Sur le fonds, la réponse a un champ d’application limité. Elle ne vise que les donations avec réserve d’usufruit.

Nombre de situations non visées pourraient être concernées

On pourrait voir un objectif principalement fiscal dans de nombreuses situations. Pour appliquer l’abus de droit à but principalement fiscal, il faudra démontrer que l’auteur a recherché le bénéfice d’une application littérale des textes ou de décisions à l’encontre des objectifs poursuivis par leurs auteurs.

Il va donc falloir retrouver quelles ont été les motivations des différents dispositifs fiscaux.

L’optimisme peut être de rigueur lorsqu’il s’agit :

- De la souscription d’un PEA au lieu d’un compte titres ;

- De l’acquisition d’un bien dans le cadre d’un régime de défiscalisation ;

- Du recours au dispositif Dutreil ;

- Du recours à l’assurance vie ;

- De la donation en pleine propriété et avec réserve d’usufruit.

Mais quid :

- D’un apport avant cession malgré le remploi de 60% du prix cession dans une activité économique et une investissement « patrimonial » à hauteur des 40% restant ?

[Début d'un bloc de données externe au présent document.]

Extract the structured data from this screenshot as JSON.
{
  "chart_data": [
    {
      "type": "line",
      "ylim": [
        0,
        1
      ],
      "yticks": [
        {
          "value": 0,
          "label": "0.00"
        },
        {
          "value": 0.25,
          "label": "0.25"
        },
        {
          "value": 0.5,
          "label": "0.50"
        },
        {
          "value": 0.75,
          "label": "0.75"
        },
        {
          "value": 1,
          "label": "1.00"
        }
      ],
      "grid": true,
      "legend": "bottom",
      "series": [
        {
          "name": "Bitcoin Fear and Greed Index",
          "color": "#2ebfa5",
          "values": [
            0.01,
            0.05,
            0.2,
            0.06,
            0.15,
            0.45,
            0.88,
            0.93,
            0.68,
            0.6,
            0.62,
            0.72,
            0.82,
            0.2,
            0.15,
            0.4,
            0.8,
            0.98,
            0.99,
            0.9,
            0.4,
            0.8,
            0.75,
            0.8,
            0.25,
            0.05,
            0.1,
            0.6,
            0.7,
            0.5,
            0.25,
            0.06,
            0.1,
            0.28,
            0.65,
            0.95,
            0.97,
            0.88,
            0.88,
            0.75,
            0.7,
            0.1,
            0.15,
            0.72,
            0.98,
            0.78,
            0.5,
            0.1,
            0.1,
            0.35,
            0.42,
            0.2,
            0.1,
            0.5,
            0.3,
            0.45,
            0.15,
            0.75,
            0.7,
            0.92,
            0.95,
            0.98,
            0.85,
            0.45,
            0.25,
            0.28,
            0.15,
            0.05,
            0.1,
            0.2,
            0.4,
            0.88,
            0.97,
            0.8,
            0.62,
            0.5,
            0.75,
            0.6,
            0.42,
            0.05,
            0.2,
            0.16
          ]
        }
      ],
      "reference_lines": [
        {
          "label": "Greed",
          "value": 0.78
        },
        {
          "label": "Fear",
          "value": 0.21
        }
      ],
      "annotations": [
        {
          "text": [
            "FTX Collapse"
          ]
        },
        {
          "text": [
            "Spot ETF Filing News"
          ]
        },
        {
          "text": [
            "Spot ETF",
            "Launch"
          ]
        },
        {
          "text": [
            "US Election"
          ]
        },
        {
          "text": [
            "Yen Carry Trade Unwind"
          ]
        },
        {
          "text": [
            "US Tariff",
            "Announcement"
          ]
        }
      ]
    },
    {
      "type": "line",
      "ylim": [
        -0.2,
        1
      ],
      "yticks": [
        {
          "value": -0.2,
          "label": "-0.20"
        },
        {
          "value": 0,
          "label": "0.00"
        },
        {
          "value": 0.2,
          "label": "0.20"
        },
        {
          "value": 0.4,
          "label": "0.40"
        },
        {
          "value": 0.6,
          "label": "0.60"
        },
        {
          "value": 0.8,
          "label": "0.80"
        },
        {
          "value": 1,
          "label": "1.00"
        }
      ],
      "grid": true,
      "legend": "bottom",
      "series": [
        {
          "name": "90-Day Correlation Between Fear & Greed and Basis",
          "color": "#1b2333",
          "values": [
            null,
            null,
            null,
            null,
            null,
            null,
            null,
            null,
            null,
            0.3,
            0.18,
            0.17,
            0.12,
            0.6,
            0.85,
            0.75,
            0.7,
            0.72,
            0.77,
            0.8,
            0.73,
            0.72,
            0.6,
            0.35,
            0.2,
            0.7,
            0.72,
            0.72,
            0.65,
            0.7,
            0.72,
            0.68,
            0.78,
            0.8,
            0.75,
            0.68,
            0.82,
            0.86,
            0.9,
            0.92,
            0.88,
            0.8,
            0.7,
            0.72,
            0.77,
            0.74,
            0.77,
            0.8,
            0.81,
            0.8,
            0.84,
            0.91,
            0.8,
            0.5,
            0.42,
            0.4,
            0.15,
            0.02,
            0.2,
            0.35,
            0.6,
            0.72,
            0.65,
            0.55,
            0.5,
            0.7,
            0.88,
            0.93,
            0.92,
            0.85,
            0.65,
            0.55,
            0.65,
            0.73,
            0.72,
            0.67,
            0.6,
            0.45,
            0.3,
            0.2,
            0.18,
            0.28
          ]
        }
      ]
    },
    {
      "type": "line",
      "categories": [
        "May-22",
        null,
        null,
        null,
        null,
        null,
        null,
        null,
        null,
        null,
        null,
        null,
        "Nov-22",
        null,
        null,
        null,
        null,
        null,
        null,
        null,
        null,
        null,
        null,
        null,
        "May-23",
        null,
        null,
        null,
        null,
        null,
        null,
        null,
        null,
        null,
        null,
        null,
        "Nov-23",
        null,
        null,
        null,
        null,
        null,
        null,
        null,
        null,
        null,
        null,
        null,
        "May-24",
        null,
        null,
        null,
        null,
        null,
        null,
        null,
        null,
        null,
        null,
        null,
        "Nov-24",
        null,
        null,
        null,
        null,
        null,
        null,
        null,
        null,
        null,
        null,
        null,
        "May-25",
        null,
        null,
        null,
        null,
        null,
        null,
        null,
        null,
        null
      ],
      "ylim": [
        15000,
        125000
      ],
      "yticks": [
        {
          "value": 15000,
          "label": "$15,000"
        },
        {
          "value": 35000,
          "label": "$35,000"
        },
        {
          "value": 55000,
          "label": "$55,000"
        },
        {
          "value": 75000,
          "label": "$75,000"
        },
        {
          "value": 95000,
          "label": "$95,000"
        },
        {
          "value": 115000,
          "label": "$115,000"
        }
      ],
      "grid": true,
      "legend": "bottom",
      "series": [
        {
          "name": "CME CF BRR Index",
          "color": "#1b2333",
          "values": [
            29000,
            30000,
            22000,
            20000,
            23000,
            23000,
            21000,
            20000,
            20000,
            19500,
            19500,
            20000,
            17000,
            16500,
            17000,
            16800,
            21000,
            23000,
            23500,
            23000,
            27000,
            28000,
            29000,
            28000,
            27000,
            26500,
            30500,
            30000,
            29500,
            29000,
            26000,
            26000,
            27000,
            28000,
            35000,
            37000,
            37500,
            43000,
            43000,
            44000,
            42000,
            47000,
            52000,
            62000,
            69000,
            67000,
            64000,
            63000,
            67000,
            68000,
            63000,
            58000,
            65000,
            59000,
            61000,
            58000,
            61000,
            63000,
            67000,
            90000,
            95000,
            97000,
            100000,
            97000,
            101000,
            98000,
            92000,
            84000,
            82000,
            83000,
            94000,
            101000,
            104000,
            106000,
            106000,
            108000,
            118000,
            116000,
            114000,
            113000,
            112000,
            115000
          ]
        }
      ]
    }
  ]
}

- De la vente d’un bien immobilier à une SCI constituée par le propriétaire cédant ?

- De réaliser un OBO ?

- De l’apport de la nue-propriété d’un bien immobilier à une SCI, suivi de la donation des parts aux enfants ?

- Du recours aux sociétés holding et du régime mère fille ou de l’intégration fiscale ?

- De la constitution d’une SCI passible de l’IS avec un capital faible et d’importants comptes courants d’associé suivie d’une mise en réserve du résultat et d’une sortie de la trésorerie via le compte courant d’associé ?

- De la transformation d’un bien propre en bien commun avant la donation en pleine propriété par les époux aux enfants ?

- De la constatation d’un écart de réévaluation lorsque la société est à l’IR puis de l’assujettir à l’IS ?

- De la réduction de capital en alternative à une distribution les réserves ?

- De l’acquisition d’un bien immobilier via une SCI à l’IS suivie au terme de 5 années d’une dénonciation de l’option IS pour un passage à l’IR… ;

- De l’apport à une SARL de famille d’un bien ayant relevé du dispositif Censi-Bouvard ;

- De l’acquisition par une société opérationnelle de l’usufruit des parts de la SCI à l’IR qui détient l’immeuble dont elle est locataire.

- etc.

On attendra avec impatience les réponses de Bercy, dans le cadre de la publication d’un BOFiP, de réponses aux questions de parlementaires (Une question a notamment été posée le 10 janvier 2019 par le Sénateur Malhuret) et aux rescrits déposés par les contribuables.

L’inquiétude d’une majorité des praticiens nous semble donc parfaitement justifiée.